One element is that commerce has shifted dramatically to the digital sphere. eCommerce boomed, rising from a total market value of $449 billion in 2017 to $517 billion in 2018. Online retail purchases now represent almost 15% of all retail spending, and the numbers are still going up.
What’s more, many of our regular activities have transferred to the internet, like ordering a cab, booking a doctor’s appointment, or checking on bus times. As web interactions become fundamental to our daily lives, web accessibility has become more important.
The last few years also saw a spread in awareness about web accessibility. High profile lawsuits and the increasing knowledge about ADA title III means that people with disabilities now know that they have legal recourse when they can’t complete activities online.
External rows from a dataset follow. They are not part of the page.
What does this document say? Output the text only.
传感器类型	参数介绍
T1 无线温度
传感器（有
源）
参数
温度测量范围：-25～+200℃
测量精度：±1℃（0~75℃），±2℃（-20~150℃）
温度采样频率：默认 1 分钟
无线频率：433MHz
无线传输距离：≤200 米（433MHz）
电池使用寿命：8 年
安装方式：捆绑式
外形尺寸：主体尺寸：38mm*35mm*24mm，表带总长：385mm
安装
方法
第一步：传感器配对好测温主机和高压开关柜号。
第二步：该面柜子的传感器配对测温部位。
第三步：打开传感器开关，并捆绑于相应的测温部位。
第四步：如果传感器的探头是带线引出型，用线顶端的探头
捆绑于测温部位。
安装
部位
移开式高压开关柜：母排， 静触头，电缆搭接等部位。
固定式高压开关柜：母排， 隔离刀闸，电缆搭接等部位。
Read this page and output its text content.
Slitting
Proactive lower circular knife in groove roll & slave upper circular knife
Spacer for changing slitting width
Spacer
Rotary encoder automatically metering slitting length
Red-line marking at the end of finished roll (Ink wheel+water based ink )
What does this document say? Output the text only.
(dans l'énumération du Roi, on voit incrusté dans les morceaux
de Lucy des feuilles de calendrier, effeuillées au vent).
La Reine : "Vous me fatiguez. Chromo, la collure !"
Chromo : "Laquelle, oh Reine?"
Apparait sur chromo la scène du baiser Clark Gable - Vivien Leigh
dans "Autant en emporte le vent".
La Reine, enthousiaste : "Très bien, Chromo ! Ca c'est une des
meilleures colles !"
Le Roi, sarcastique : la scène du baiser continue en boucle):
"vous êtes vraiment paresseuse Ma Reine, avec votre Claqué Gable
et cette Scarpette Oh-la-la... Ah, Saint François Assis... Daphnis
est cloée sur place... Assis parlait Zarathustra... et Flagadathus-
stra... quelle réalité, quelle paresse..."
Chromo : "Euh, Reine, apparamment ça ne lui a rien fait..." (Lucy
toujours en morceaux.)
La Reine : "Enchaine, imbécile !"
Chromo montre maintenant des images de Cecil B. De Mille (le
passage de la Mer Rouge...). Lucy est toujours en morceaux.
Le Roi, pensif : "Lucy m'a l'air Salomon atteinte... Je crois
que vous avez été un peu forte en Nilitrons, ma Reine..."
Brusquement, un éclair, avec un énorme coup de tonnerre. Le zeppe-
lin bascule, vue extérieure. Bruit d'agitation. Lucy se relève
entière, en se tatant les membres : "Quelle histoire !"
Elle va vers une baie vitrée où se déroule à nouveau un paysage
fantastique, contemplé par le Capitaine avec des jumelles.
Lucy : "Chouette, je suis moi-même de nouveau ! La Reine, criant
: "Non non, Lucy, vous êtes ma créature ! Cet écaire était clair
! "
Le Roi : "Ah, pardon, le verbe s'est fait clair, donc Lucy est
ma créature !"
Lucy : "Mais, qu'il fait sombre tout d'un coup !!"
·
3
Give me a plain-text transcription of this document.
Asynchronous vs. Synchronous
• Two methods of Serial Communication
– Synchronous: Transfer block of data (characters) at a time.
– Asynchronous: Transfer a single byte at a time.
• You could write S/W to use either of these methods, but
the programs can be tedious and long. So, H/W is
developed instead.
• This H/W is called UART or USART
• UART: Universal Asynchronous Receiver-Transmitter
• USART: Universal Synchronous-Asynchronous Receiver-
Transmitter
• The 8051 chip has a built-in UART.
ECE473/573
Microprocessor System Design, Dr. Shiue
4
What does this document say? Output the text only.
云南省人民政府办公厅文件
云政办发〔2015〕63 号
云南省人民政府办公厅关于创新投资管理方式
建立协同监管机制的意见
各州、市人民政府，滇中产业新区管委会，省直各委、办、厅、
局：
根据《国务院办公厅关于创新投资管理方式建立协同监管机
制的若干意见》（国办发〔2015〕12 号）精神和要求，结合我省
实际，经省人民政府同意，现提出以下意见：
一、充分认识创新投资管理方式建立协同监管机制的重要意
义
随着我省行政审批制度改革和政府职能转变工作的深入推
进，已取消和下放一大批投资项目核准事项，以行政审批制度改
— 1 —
Millennials and Generation Z are also a lot less likely to stay quiet in the face of discrimination and inaccessibility.
At the moment, the legal environment in the US makes it very advantageous for someone with disabilities to sue businesses under ADA Title III. Unlike many other areas of the law, ADA makes clear that the defendant automatically has to pay the plaintiff’s legal fees, so a disabled user has nothing to lose by filing a lawsuit.
The vast majority of ADA Title III lawsuits find in favor of the plaintiff. Through a series of findings, settlement agreements, and an official letter to lawmakers, the Department of Justice (DOJ) has made it clear that ADA compliance includes web accessibility.
Web accessibility cases against giants like Domino's, Nike, and Beyonce made the headlines, but the majority of lawsuits have been filed against small and medium businesses. It’s estimated that 85% of ADA lawsuits in federal and state courts in 2018 were filed against small and medium retail businesses.
Since it’s almost inevitable that the court would find in favor of the plaintiff, small business owners often feel that they have no choice but to settle out of court. The cost of defending a lawsuit would destroy even a medium-sized business, but the average settlement agreement still comes to $35,000.
The implications are clear: a non-accessible website is a major liability for any company operating on the web today. It’s worth remembering that the market of people with disabilities is also rising. At around $21 billion, it’s worth more than the African-American and the Hispanic markets combined.
In 2019, digital accessibility has become a fundamental principle for all marketers and businesses who understand that users’ needs always come first. If you want to keep your business safe from ADA web accessibility lawsuits, appeal to customers with disabilities, and feel that you are upholding the social fabric, you need an accessibility solution for your website.
Although the DOJ has declined to adopt any official legal standard for the ADA, it has frequently referenced the Web Content Accessibility Guidelines (WCAG) 2.0. Many rulings set WCAG 2.0 Level AA as the goal for website accessibility, even though this isn’t codified into law. At the moment, WCAG 2.0 is the standard of web accessibility when it comes to federal law, and it’s unlikely that a site that’s WCAG 2.0 Level AA compliant would be sued for lack of accessibility.